12 thoughts on “Seizures Are Not My Friend”

  1. Seeing Grace have a seizure if one of the most frightening and helpless things I’ve experienced. I am continually fearful of it happening again. Thank you so much for sharing your sweet Seb and you warm heart with us.


  2. Thank you so much for your kind words. I was thinking of you and Grace when sitting down to write this post because I know the experience is so new and raw for you and I know how hard it is. I truly hope you never have to see her have one again.


  3. amazing Kara, you are so strong for sharing this and helping others understand how normal and natural their feelings of helplessness, fear and anger are.

    hugs to you all


  4. Kara, i have only seen Cooper have one and that is etched in my memory and i think about them most days when there is any jerking. much love to you and Seb and i hope you don,t have to get too used to them xo


  5. Damn it. I hate the seizures for you. They are my biggest fear as Oia’s neuro reminds us that one could rear it’s ugly head at any time. We’ve had a couple questionable moments while Oia’s had a fever and the seconds of question left me feeling like time stopped. Ugh. I hate them. Hugs to you as your sweet Seb braves his way through these… praying for them to settle.

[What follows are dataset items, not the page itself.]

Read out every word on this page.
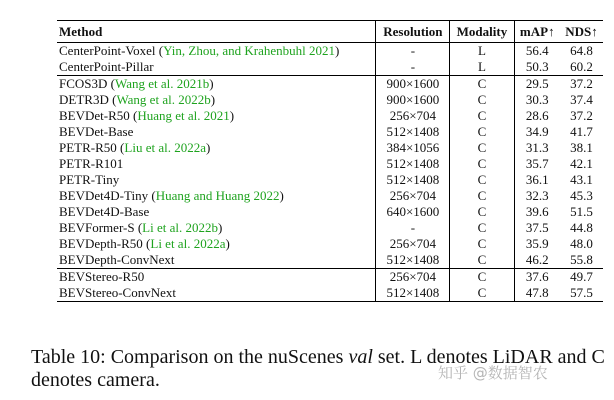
Method	Resolution	Modality	mAP↑	NDS↑
CenterPoint-Voxel (Yin, Zhou, and Krahenbuhl 2021)	-	L	56.4	64.8
CenterPoint-Pillar	-	L	50.3	60.2
FCOS3D (Wang et al. 2021b)	900×1600	C	29.5	37.2
DETR3D (Wang et al. 2022b)	900×1600	C	30.3	37.4
BEVDet-R50 (Huang et al. 2021)	256×704	C	28.6	37.2
BEVDet-Base	512×1408	C	34.9	41.7
PETR-R50 (Liu et al. 2022a)	384×1056	C	31.3	38.1
PETR-R101	512×1408	C	35.7	42.1
PETR-Tiny	512×1408	C	36.1	43.1
BEVDet4D-Tiny (Huang and Huang 2022)	256×704	C	32.3	45.3
BEVDet4D-Base	640×1600	C	39.6	51.5
BEVFormer-S (Li et al. 2022b)	-	C	37.5	44.8
BEVDepth-R50 (Li et al. 2022a)	256×704	C	35.9	48.0
BEVDepth-ConvNext	512×1408	C	46.2	55.8
BEVStereo-R50	256×704	C	37.6	49.7
BEVStereo-ConvNext	512×1408	C	47.8	57.5

Table 10: Comparison on the nuScenes val set. L denotes LiDAR and C denotes camera.	知乎 @数据智农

  6. I am constantly amazed at your strength and love. I seriously cannot comprehend what you go through on a daily basis. I wish there was something I could give to Seb to take these away. I cannot imagine how scary it must be to look at your child and witness this. The panic and the fear. No matter how frequent or infrequently they are I know it is always in the back of your mind. Give him a big hug and a kiss from us and of course you always have hugs from us and our support. A day at a time…

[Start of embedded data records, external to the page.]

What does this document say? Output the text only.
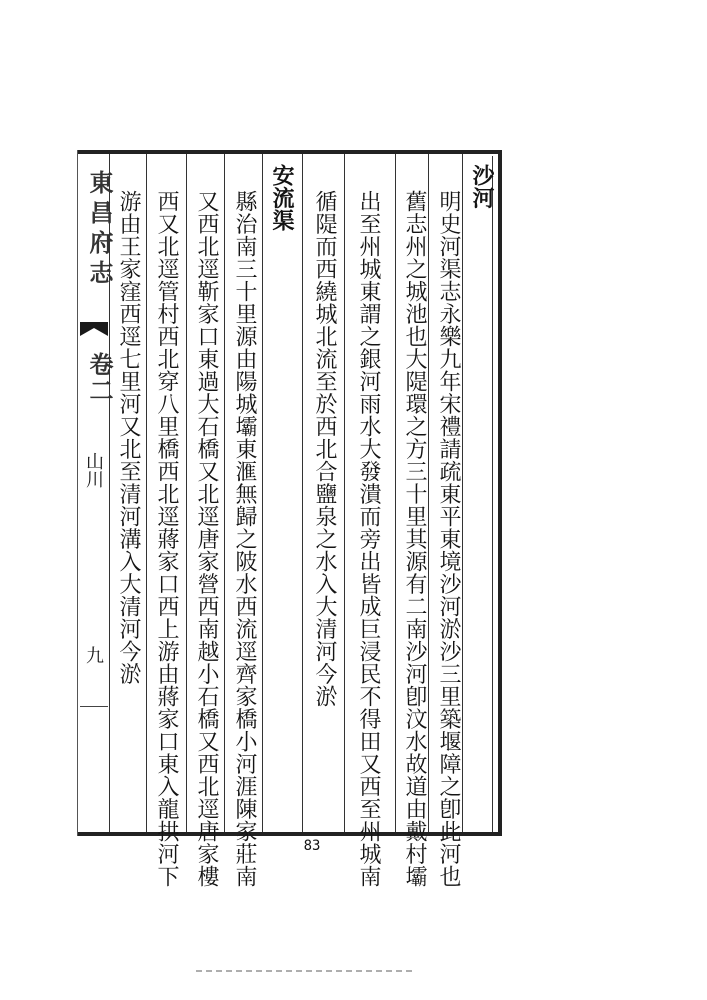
沙河
明史河渠志永樂九年宋禮請疏東平東境沙河淤沙三里築堰障之卽此河也
舊志州之城池也大隄環之方三十里其源有二南沙河卽汶水故道由戴村壩
出至州城東謂之銀河雨水大發潰而旁出皆成巨浸民不得田又西至州城南
循隄而西繞城北流至於西北合鹽泉之水入大清河今淤
安流渠
縣治南三十里源由陽城壩東滙無歸之陂水西流逕齊家橋小河涯陳家莊南
又西北逕靳家口東過大石橋又北逕唐家營西南越小石橋又西北逕唐家樓
西又北逕管村西北穿八里橋西北逕蔣家口西上游由蔣家口東入龍拱河下
游由王家窪西逕七里河又北至清河溝入大清河今淤
東昌府志
卷二
山川
九
83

  7. Kara, I hate the sound of the seizure cycle. We have been lucky (touch wood) on the seizure front in our house, but it’s always in the back of my mind that any day could be our first day. Many thoughts with you as you and Seb as you go through this. The only positive light I have to offer is that we’ve many friends who’ve found that magic combo of meds that’s right for their child and they’ve stopped the seizures in their tracks.
    And yes, the jokes aren’t funny, ever.
    Big hugs


  8. Elizabeth does not have seizures which I am so thankful for but it still scares me that one day she may have them due to her brain injury.
    I support so many families at work whose children have seizures and I see how stress and anxiety that these unpredictible terrifying events have. Quite a few of the families I see have Diastat (rectal valium) on hand to stop a prolonged seizure and knowing that they have something when their child is in status makes it a bit easier for them to cope. I have seen so many seizures and I really can say they all are so frightening because you don’t know when it might be the time it does not stop after a couple of minutes.
    Seizures really suck there is no other way to say it.


  9. Thank you so much for sharing your story and experience with us. My son is 6 years old and has a very rare syndrome whereby seizures are common. He has been one of the lucky ones not to have them until two weeks ago. They last for about 15 seconds. They are frightening and I feel so helpless. I am trying so hard not to let these seizures control our lives and keep me down, but its an emotional battle. By sharing your story, you have made this mom feel like “I am not alone” :)) We are also seen at SickKids. They have been nothing but amazing and attentive with our son.

    Big hugs to Sebastian.


  10. I hate to denounce seizures as my child has them but they are not my biggest concern, No, my hugest worry is about her future. I never found the seizure ‘jokes’ hilarious either.